Michael McDowell - 2001 Essay Winner


The American Labor Movement: The IWW





An essay by Michael McDowell

One of the most controversial and extreme unions is the Industrial Workers of the World (IWW), also known as the Wobblies. Bill Haywood founded the IWW in June of 1905 during a convention in Chicago which drew hundreds of left wing industrial workers from all over the United States. Haywood’s goals reflected many socialist ideals, in the fact that he wanted to liberate the working class from what he saw as the “slave bondage of capitalism”. He aimed to put the laborers “in control of the machinery of production and distribution”, and do away with upper class management. The IWW set out to create “One Big Union” to which every industrial worker belonged, and discouraged making contracts with employers, as it often did not allow the employee to strike.

One of the IWW’s main ideals is “Direct Action”. “Direct action means industrial action directly by, for, and of the workers themselves, without the treacherous aid of labor misleaders or scheming politicians. A strike that is initiated, controlled, and settled by the workers directly affected is direct action... Direct action is industrial democracy.”

The IWW has been a rather militant group that is viewed by some as courageous, and by others as fanatical. They claim that they will not initiate violence, but will only defend themselves if necessary.

Even though there have been many violent outbursts between the IWW and the authorities throughout the last century, the IWW believed strongly that they would not win a labor battle by taking arms and revolting, but rather by simply striking. Their ideas swept through Europe after the formation of the IWW, and soon new leftist groups were appearing all over the continent.

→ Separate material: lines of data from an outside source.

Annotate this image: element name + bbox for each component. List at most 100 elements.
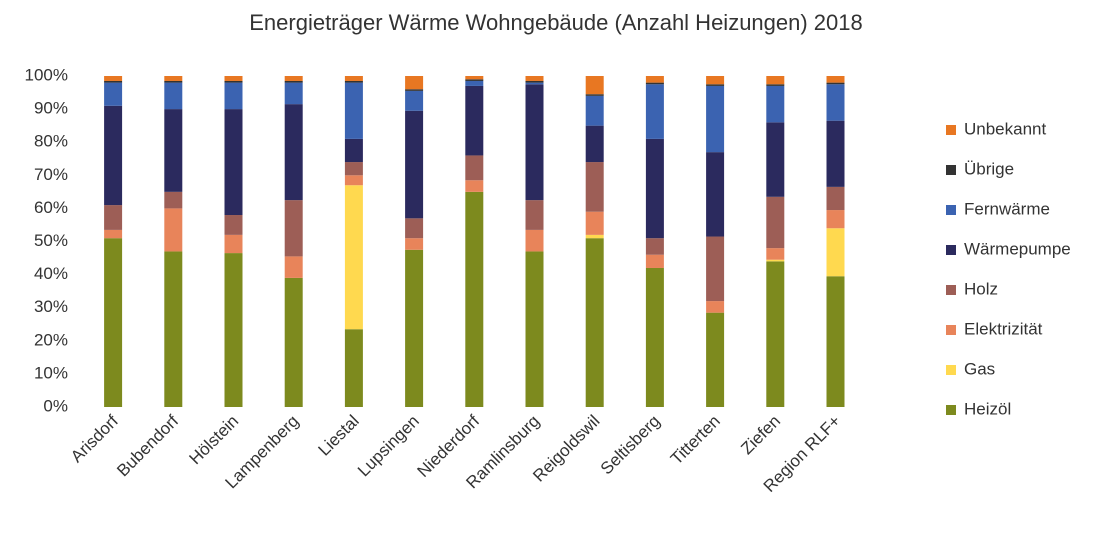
y-tick-label: 80%: [34, 132, 68, 151]
bar-segment: [766, 259, 785, 262]
bar-segment: [284, 80, 303, 83]
bar-segment: [645, 254, 664, 268]
bar-segment: [766, 196, 785, 249]
bar-segment: [645, 238, 664, 255]
bar-segment: [104, 76, 123, 81]
bar-segment: [164, 191, 183, 209]
bar-segment: [164, 80, 183, 83]
bar-segment: [645, 84, 664, 139]
bar-segment: [585, 211, 604, 235]
bar-segment: [284, 277, 303, 407]
bar-segment: [284, 82, 303, 105]
legend-swatch: [946, 325, 956, 335]
legend-swatch: [946, 405, 956, 415]
bar-segment: [706, 85, 725, 153]
y-tick-label: 30%: [34, 297, 68, 316]
x-tick-label: Hölstein: [185, 411, 242, 468]
chart-title: Energieträger Wärme Wohngebäude (Anzahl …: [249, 10, 863, 35]
y-tick-label: 70%: [34, 165, 68, 184]
bar-segment: [104, 105, 123, 206]
x-tick-label: Lupsingen: [354, 411, 423, 480]
legend-label: Elektrizität: [964, 319, 1043, 338]
bar-segment: [224, 76, 243, 81]
legend-swatch: [946, 205, 956, 215]
bar-segment: [344, 80, 363, 83]
y-tick-label: 0%: [43, 396, 68, 415]
bar-segment: [525, 200, 544, 230]
x-tick-label: Ziefen: [737, 411, 784, 458]
bar-segment: [585, 125, 604, 163]
bar-segment: [826, 76, 845, 83]
bar-segment: [645, 76, 664, 83]
bar-segment: [224, 234, 243, 254]
x-tick-label: Liestal: [315, 411, 363, 459]
bar-segment: [766, 85, 785, 123]
bar-segment: [224, 82, 243, 110]
bar-segment: [585, 94, 604, 96]
bar-segment: [645, 138, 664, 239]
bar-segment: [525, 251, 544, 407]
bar-segment: [344, 76, 363, 81]
bar-segment: [284, 200, 303, 257]
bar-segment: [405, 89, 424, 91]
bar-segment: [405, 238, 424, 250]
bar-segment: [465, 180, 484, 192]
y-tick-label: 100%: [25, 65, 68, 84]
legend-label: Gas: [964, 359, 995, 378]
bar-segment: [405, 218, 424, 239]
bar-segment: [465, 76, 484, 80]
bar-segment: [465, 85, 484, 156]
bar-segment: [164, 76, 183, 81]
bar-segment: [344, 329, 363, 407]
bar-segment: [766, 122, 785, 197]
bar-segment: [826, 228, 845, 277]
bar-segment: [344, 162, 363, 176]
bar-segment: [766, 84, 785, 86]
bar-segment: [706, 84, 725, 86]
bar-segment: [344, 138, 363, 163]
bar-segment: [706, 301, 725, 313]
bar-segment: [465, 191, 484, 407]
bar-segment: [104, 238, 123, 407]
bar-segment: [766, 76, 785, 85]
bar-segment: [766, 248, 785, 260]
bar-segment: [405, 90, 424, 111]
bar-segment: [826, 120, 845, 187]
bar-segment: [465, 155, 484, 181]
bar-segment: [224, 253, 243, 407]
y-tick-label: 20%: [34, 330, 68, 349]
bar-segment: [826, 186, 845, 211]
bar-segment: [525, 76, 544, 81]
bar-segment: [585, 238, 604, 407]
bar-segment: [706, 152, 725, 237]
legend-label: Übrige: [964, 159, 1014, 178]
bar-segment: [405, 76, 424, 90]
bar-segment: [405, 249, 424, 407]
bar-segment: [826, 276, 845, 407]
bar-segment: [465, 79, 484, 81]
bar-segment: [224, 215, 243, 235]
bar-segment: [645, 267, 664, 407]
y-tick-label: 90%: [34, 99, 68, 118]
bar-segment: [224, 109, 243, 216]
legend-label: Holz: [964, 279, 998, 298]
x-tick-label: Titterten: [667, 411, 724, 468]
bar-segment: [826, 82, 845, 85]
bar-segment: [405, 110, 424, 219]
y-tick-label: 40%: [34, 264, 68, 283]
bar-segment: [284, 76, 303, 81]
bar-segment: [344, 185, 363, 330]
bar-segment: [164, 82, 183, 110]
x-tick-label: Arisdorf: [67, 411, 122, 466]
bar-segment: [104, 229, 123, 239]
bar-segment: [585, 95, 604, 126]
bar-segment: [284, 256, 303, 278]
bar-segment: [706, 76, 725, 85]
bar-segment: [826, 84, 845, 121]
bar-segment: [164, 109, 183, 192]
bar-segment: [525, 82, 544, 85]
y-tick-label: 10%: [34, 363, 68, 382]
legend-label: Unbekannt: [964, 119, 1047, 138]
bar-segment: [525, 229, 544, 252]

In Spokane, in 1909, the city passed an ordinance that would stop street meetings. An IWW organizer attempted to speak, and was arrested. Thousands of IWW members congregated in the city, and the authorities filled their jails with over 600 of them. The city could do nothing about the situation but give back the people the right to speak.

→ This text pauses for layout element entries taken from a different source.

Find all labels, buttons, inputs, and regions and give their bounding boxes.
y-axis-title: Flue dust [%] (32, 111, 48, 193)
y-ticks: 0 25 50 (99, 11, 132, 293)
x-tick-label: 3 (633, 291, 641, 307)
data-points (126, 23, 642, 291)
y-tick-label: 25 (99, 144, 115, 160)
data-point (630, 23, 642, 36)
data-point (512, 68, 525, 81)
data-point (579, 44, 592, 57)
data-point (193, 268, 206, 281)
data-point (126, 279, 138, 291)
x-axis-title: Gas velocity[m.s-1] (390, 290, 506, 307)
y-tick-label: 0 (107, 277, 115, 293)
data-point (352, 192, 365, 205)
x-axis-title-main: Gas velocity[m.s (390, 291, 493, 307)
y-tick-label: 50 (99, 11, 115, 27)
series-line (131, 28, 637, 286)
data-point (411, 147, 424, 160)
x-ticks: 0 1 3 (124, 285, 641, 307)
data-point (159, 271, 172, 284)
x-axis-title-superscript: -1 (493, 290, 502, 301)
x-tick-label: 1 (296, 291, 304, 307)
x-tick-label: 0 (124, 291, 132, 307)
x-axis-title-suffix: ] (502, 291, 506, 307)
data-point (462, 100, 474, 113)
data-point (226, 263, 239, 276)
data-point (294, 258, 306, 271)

Throughout the next few years, many IWW members were arrested for violating free speech laws. Many of them were beaten and killed, but in almost all situations, the first amendment rights were given back.
In Everett in 1916, a firefight took place between members of the IWW on a boat, and two hundred vigilantes rounded up by the sheriff. Many IWW members were killed, and even more injured.

Since then, the IWW has had many problems with opposing groups in America, especially during the McCarthy era. They had defeats and successes, but now the IWW ranks grow, and although aren’t as well known as they once were, they still have the potential to bring about change.